The Supreme Court on Monday afternoon told lawyers involved in a new case on the constitutionality of a congressional election district in Virginia to file new briefs on whether the case can go forward in the Court. In a one-paragraph order issued along with two other procedural orders after the first Conference in advance of the new Term, the Court questioned whether current and former members of the House had a legal right to pursue their appeal. The Court has not yet agreed to hear the case, but it is in a form that would require the Court to act on it if it were properly filed. At the core of the case of Wittman v. Personhuballah is whether a sprawling District 3 was designed unconstitutionally because of the role that race played in drawing its boundaries.
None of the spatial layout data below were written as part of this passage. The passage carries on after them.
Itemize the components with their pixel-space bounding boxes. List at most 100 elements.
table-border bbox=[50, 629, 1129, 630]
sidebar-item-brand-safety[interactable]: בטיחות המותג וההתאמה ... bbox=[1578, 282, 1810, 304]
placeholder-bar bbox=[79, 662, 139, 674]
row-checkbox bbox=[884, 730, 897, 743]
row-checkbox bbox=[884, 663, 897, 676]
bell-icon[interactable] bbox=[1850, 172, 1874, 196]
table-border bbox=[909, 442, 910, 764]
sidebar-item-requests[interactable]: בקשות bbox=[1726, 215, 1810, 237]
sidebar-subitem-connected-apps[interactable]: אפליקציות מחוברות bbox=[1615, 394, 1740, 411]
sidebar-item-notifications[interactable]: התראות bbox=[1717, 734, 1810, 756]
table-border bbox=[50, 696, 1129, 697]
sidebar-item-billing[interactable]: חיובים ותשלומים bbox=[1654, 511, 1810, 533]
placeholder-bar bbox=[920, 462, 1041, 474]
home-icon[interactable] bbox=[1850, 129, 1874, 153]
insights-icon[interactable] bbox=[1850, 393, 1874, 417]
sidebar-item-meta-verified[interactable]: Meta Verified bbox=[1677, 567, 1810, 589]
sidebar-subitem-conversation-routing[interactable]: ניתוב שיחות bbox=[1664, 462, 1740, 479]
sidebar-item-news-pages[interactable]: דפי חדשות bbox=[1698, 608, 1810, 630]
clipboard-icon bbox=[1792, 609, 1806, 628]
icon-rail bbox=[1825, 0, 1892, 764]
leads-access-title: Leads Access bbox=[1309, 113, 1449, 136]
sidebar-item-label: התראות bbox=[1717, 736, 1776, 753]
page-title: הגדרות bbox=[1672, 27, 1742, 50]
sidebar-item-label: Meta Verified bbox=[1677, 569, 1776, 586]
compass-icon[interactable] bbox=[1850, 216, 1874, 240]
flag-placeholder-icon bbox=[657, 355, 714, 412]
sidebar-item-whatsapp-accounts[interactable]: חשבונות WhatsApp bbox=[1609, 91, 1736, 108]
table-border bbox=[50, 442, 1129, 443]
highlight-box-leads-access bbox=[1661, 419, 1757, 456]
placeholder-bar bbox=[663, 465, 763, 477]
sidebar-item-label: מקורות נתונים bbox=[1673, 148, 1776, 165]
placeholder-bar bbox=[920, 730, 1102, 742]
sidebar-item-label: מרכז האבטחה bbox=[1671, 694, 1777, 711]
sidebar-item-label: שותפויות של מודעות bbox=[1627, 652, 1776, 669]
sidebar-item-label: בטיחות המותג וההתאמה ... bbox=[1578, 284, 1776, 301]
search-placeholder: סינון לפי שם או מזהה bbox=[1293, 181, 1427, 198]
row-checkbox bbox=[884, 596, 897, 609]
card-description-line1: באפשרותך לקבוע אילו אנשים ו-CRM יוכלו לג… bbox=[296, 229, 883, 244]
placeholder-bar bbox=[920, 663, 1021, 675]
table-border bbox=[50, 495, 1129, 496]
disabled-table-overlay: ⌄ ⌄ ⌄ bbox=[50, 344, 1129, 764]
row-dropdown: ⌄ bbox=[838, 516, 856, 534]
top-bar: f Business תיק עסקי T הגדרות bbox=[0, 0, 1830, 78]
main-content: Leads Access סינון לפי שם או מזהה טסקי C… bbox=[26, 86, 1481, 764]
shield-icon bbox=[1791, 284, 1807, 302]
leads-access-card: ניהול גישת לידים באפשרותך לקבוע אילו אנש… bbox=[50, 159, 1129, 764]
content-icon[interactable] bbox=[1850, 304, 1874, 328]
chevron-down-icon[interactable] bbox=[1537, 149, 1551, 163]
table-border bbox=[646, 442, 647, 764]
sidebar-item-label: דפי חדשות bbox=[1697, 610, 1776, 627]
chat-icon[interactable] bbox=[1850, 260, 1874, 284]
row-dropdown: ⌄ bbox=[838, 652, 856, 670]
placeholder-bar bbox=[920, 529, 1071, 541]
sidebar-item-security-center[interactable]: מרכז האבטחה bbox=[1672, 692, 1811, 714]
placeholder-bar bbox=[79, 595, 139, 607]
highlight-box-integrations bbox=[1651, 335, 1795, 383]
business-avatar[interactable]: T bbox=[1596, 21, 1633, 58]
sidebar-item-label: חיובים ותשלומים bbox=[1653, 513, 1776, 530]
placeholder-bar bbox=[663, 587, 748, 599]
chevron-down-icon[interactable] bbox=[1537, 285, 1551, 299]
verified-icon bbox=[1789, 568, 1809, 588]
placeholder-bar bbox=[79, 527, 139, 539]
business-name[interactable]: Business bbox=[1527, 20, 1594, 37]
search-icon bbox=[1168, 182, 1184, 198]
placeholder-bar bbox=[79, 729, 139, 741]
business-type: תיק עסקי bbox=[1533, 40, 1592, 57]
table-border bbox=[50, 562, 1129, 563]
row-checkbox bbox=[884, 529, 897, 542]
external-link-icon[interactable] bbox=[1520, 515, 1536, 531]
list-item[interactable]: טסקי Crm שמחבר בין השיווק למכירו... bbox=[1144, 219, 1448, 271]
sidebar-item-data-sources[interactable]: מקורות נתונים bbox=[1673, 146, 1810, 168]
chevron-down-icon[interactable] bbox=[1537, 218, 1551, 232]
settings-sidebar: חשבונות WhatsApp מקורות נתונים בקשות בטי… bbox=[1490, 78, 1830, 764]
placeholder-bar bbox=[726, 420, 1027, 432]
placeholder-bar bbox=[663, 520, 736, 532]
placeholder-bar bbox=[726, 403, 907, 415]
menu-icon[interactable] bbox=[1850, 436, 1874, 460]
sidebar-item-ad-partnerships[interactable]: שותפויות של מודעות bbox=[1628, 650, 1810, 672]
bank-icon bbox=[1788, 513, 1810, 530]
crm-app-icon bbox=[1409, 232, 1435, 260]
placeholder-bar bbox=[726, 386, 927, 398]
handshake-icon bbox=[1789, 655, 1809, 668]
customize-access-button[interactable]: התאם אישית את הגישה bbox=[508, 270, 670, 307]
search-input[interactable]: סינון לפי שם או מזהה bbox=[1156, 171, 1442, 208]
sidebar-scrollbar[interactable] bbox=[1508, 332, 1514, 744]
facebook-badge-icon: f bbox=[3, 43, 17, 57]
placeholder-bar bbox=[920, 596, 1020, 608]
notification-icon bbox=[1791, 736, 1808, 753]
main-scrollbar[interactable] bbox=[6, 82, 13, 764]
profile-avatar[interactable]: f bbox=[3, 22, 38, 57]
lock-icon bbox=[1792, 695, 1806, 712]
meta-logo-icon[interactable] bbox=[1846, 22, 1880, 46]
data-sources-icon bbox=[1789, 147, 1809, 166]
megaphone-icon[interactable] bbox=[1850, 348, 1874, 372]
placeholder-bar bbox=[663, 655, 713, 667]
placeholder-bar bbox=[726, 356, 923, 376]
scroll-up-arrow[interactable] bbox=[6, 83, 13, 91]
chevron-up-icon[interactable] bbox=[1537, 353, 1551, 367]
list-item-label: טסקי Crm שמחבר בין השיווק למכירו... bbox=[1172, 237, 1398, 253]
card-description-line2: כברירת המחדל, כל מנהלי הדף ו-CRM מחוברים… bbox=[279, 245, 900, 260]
The only House district in Virginia with a majority of minority population, it starts north of Richmond and skips various cities on its way southward into the area around Norfolk and Newport News. It is now represented by a black Democrat, Rep. Bobby Scott. Its form has been described as resembling a “grasping claw.”
Ten past and current members of Virginia’s House delegation who had intervened in the case filed by two District 3 voters filed the appeal in the Supreme Court in June — their second attempt to get the case before the Court. A three-judge federal district court has twice nullified the district’s map, finding that race was the predominant and thus forbidden factor in its formation — that is, the map reflected a “racial gerrymander.”
After the first such ruling, and the first appeal, the Supreme Court wiped out the district court’s ruling last March, returning the case to that panel to reconsider in the wake of a then-new ruling by the Justices, in an Alabama case, about racial factors in legislative redistricting. Once again, the district court nullified the plan, and ordered the state legislature to try again.